Ana Maria afirma que a preocupação dos representantes do setor quanto ao risco da escalada de preços de materiais está claramente refletida na evolução das respostas sobre os fatores limitativos à operação das empresas. “Em janeiro, o item custo das matérias-primas havia registrado 26,9% das assinalações”, ressalta, lembrando que é o menor nível de menções desde dezembro de 2020. “Em março, subiu para 36%.” A economista considera, entretanto, que a tendência de desaceleração dos custos do setor irá se manter. “No ano passado, o INCC fechou em 14,03%. Nos 12 meses fechados em março, ficou em 11,63%. Acredito que esse movimento seguirá, ainda que perca alguma intensidade em função de uma possível pressão do preço dos materiais”, diz. “De qualquer forma, é uma preocupação pertinente, já que diante de um mercado imobiliário que já sofre o impacto da alta da taxa de juros, um aumento do preço dos insumos que encareça os imóveis tende a tornar essa compra inacessível a mais pessoas”, diz. 
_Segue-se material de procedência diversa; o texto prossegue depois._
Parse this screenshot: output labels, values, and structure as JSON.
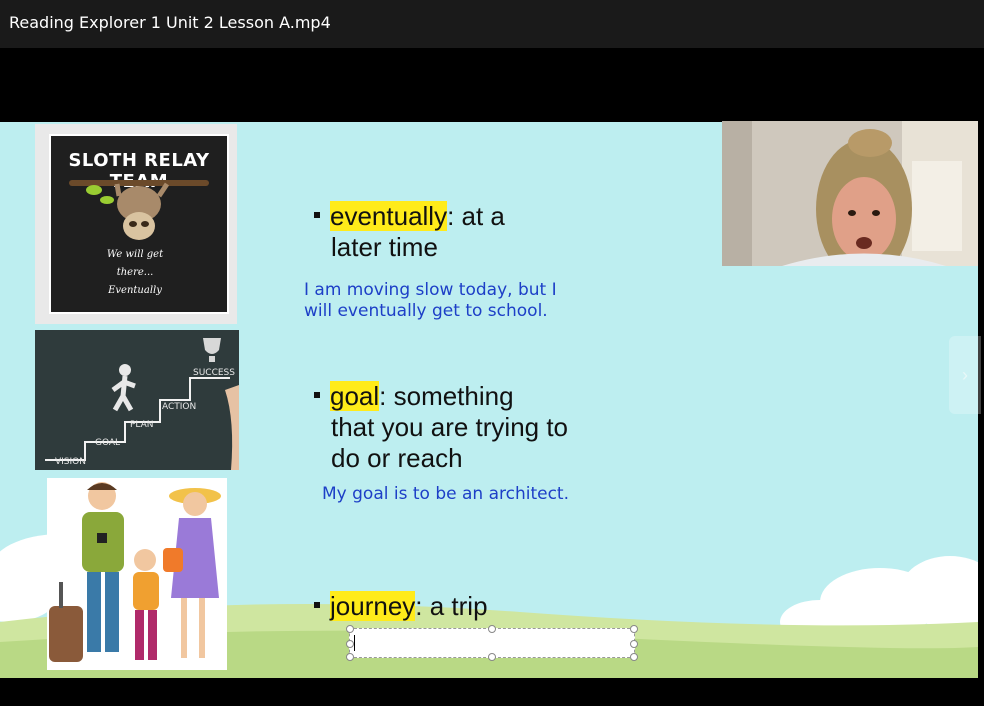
{
  "window": {
    "title": "Reading Explorer 1 Unit 2 Lesson A.mp4"
  },
  "slide": {
    "images": {
      "sloth": {
        "title": "SLOTH RELAY TEAM",
        "caption_line1": "We will get there...",
        "caption_line2": "Eventually"
      },
      "stairs": {
        "labels": [
          "VISION",
          "GOAL",
          "PLAN",
          "ACTION",
          "SUCCESS"
        ]
      }
    },
    "vocab": [
      {
        "word": "eventually",
        "definition_line1": ":   at a",
        "definition_line2": "later time",
        "example_line1": "I am moving slow today, but I",
        "example_line2": "will eventually get to school."
      },
      {
        "word": "goal",
        "definition_line1": ":  something",
        "definition_line2": "that you are trying to",
        "definition_line3": "do or reach",
        "example_line1": "My goal is to be an architect."
      },
      {
        "word": "journey",
        "definition_line1": ":  a trip"
      }
    ]
  },
  "controls": {
    "next_icon": "chevron-right-icon",
    "next_glyph": "›"
  },
  "colors": {
    "highlight": "#ffeb1a",
    "example_text": "#1d3fc7",
    "slide_bg": "#bdeef0"
  }
}
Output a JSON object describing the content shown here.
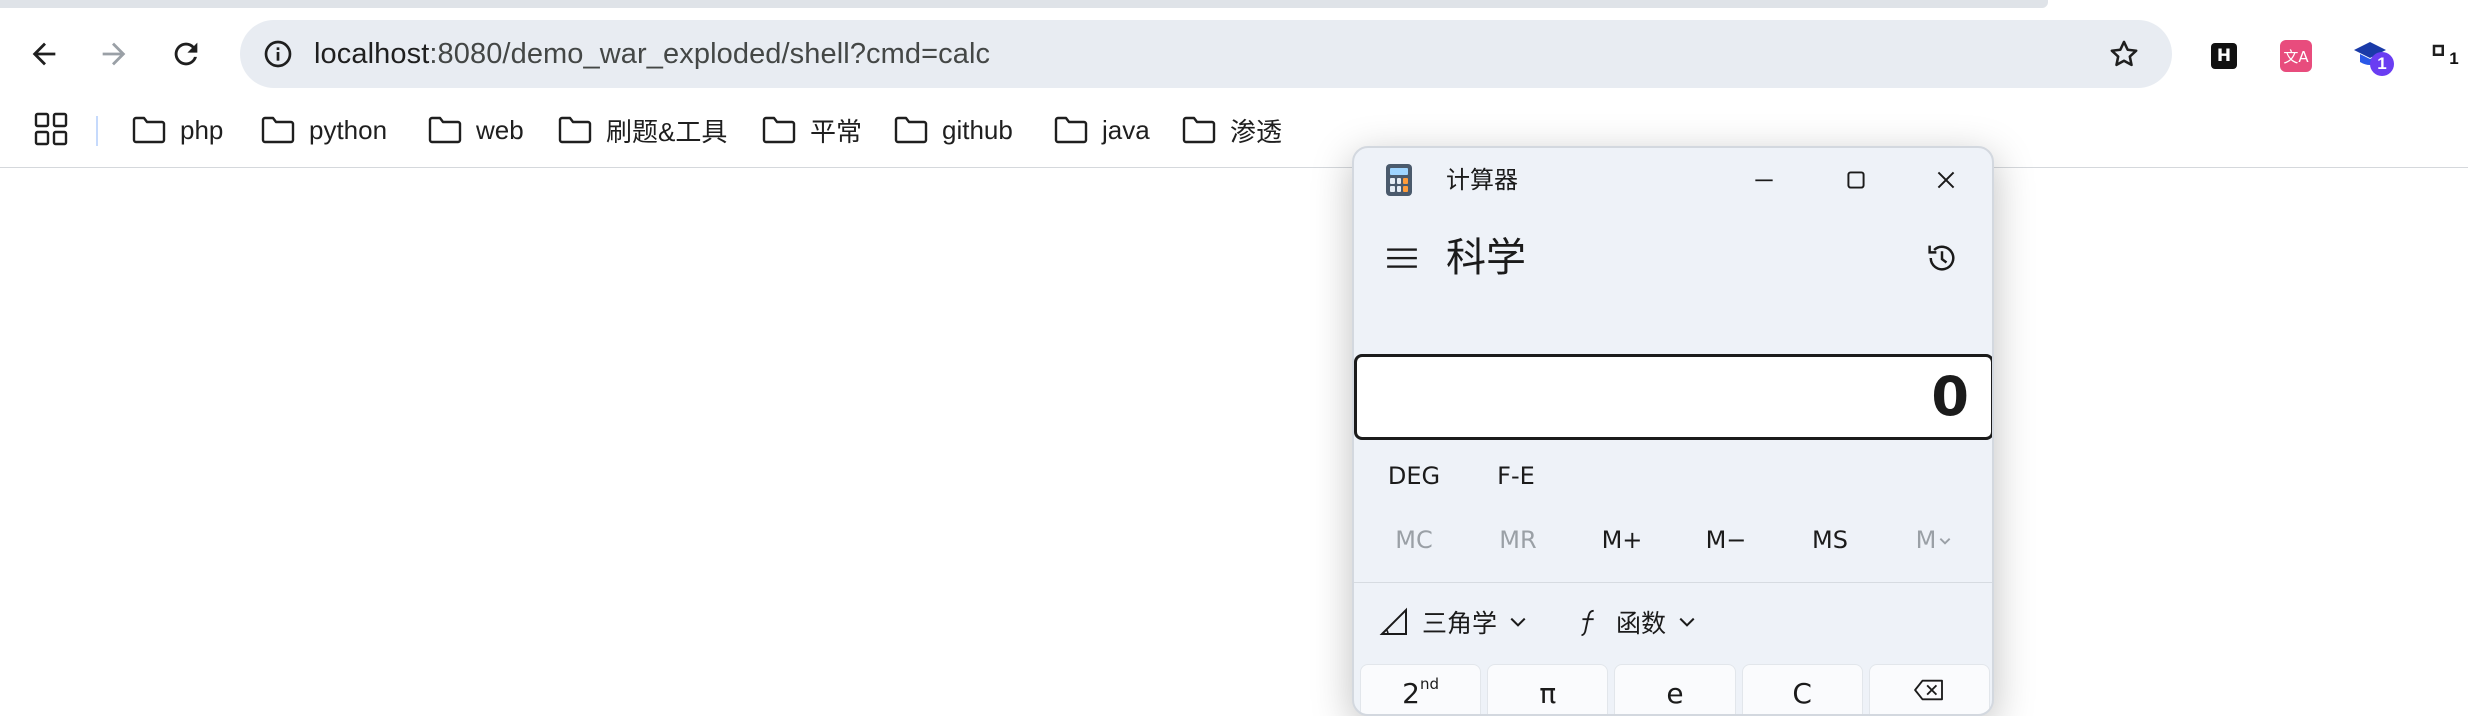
{
  "browser": {
    "omnibox": {
      "host": "localhost",
      "rest": ":8080/demo_war_exploded/shell?cmd=calc"
    },
    "extensions": {
      "h_label": "H",
      "translate_label": "文A",
      "grad_badge": "1",
      "last_badge": "1"
    },
    "bookmarks": [
      {
        "label": "php"
      },
      {
        "label": "python"
      },
      {
        "label": "web"
      },
      {
        "label": "刷题&工具"
      },
      {
        "label": "平常"
      },
      {
        "label": "github"
      },
      {
        "label": "java"
      },
      {
        "label": "渗透"
      }
    ]
  },
  "calculator": {
    "window_title": "计算器",
    "mode": "科学",
    "display_value": "0",
    "angle_unit": "DEG",
    "notation": "F-E",
    "memory": {
      "mc": "MC",
      "mr": "MR",
      "mplus": "M+",
      "mminus": "M−",
      "ms": "MS",
      "mlist": "M"
    },
    "trig_label": "三角学",
    "func_label": "函数",
    "keys": {
      "second": "2",
      "second_sup": "nd",
      "pi": "π",
      "e": "e",
      "clear": "C"
    }
  }
}
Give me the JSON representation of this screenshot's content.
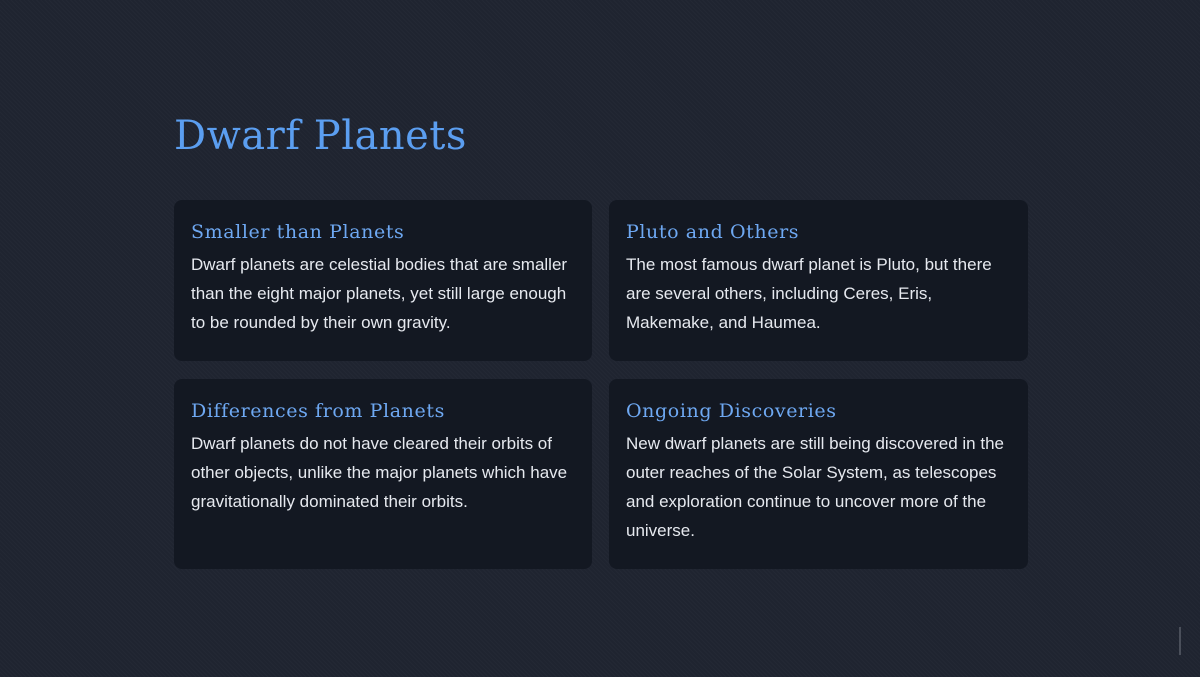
{
  "slide": {
    "title": "Dwarf Planets"
  },
  "cards": [
    {
      "title": "Smaller than Planets",
      "body": "Dwarf planets are celestial bodies that are smaller than the eight major planets, yet still large enough to be rounded by their own gravity."
    },
    {
      "title": "Pluto and Others",
      "body": "The most famous dwarf planet is Pluto, but there are several others, including Ceres, Eris, Makemake, and Haumea."
    },
    {
      "title": "Differences from Planets",
      "body": "Dwarf planets do not have cleared their orbits of other objects, unlike the major planets which have gravitationally dominated their orbits."
    },
    {
      "title": "Ongoing Discoveries",
      "body": "New dwarf planets are still being discovered in the outer reaches of the Solar System, as telescopes and exploration continue to uncover more of the universe."
    }
  ],
  "colors": {
    "background": "#1f2430",
    "card": "#131822",
    "accent": "#5b9ef0",
    "text": "#e6e9ef"
  }
}
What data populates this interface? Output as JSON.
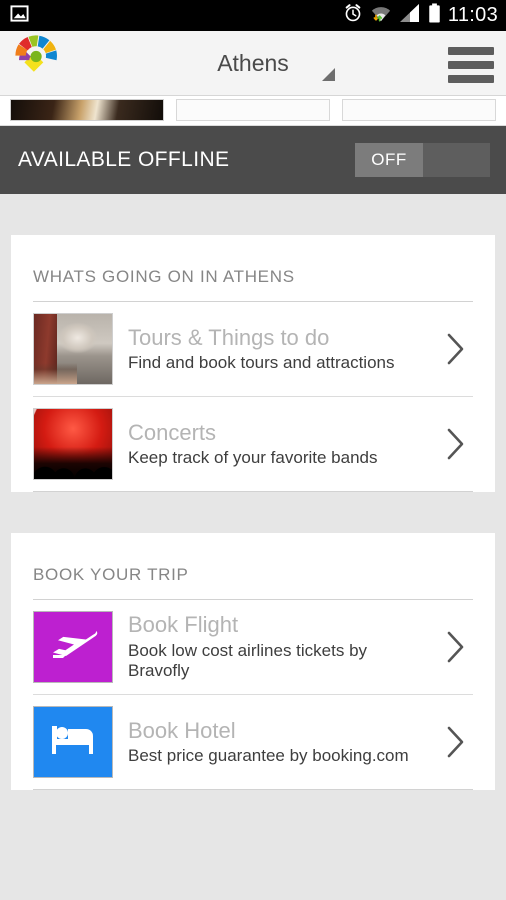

Ainda que o contexto seja desafiador, o setor da construção ainda apresenta índices de confiança mais altos que no mesmo período do ano passado. Ana Maria lembra que o setor trabalha com ciclos longos, e que a atividade presente é reflexo de um ciclo de vendas passado. “É provável que o cenário atual venha a repercutir na decisão sobre novos negócios. Mas parte das expectativas ainda podem estar amparadas na possibilidade de que a taxa de juros para financiamentos imobiliários não suba no mesmo ritmo que a Selic, bem como na sinalização dos bancos de que continuarão ofertando crédito”, diz. Ana Maria também ressalta que os extremos do mercado - o de alta renda, por suficiência de recursos próprios, e o de baixa, beneficiado pelo financiamento via FGTS do programa Minha Casa Verde Amarela - não estão expostos diretamente à variação dos juros, e podem mitigar parte do impacto sentido pelo público dependente do crédito imobiliário de mercado. 

Fatores limitativos para o setor da construção - em frequência de menções (%) 


Fonte: FGV IBRE; fatores selecionados.

 


As opiniões expressas neste artigo são de responsabilidade exclusiva do autor, não refletindo necessariamente a opinião institucional da FGV.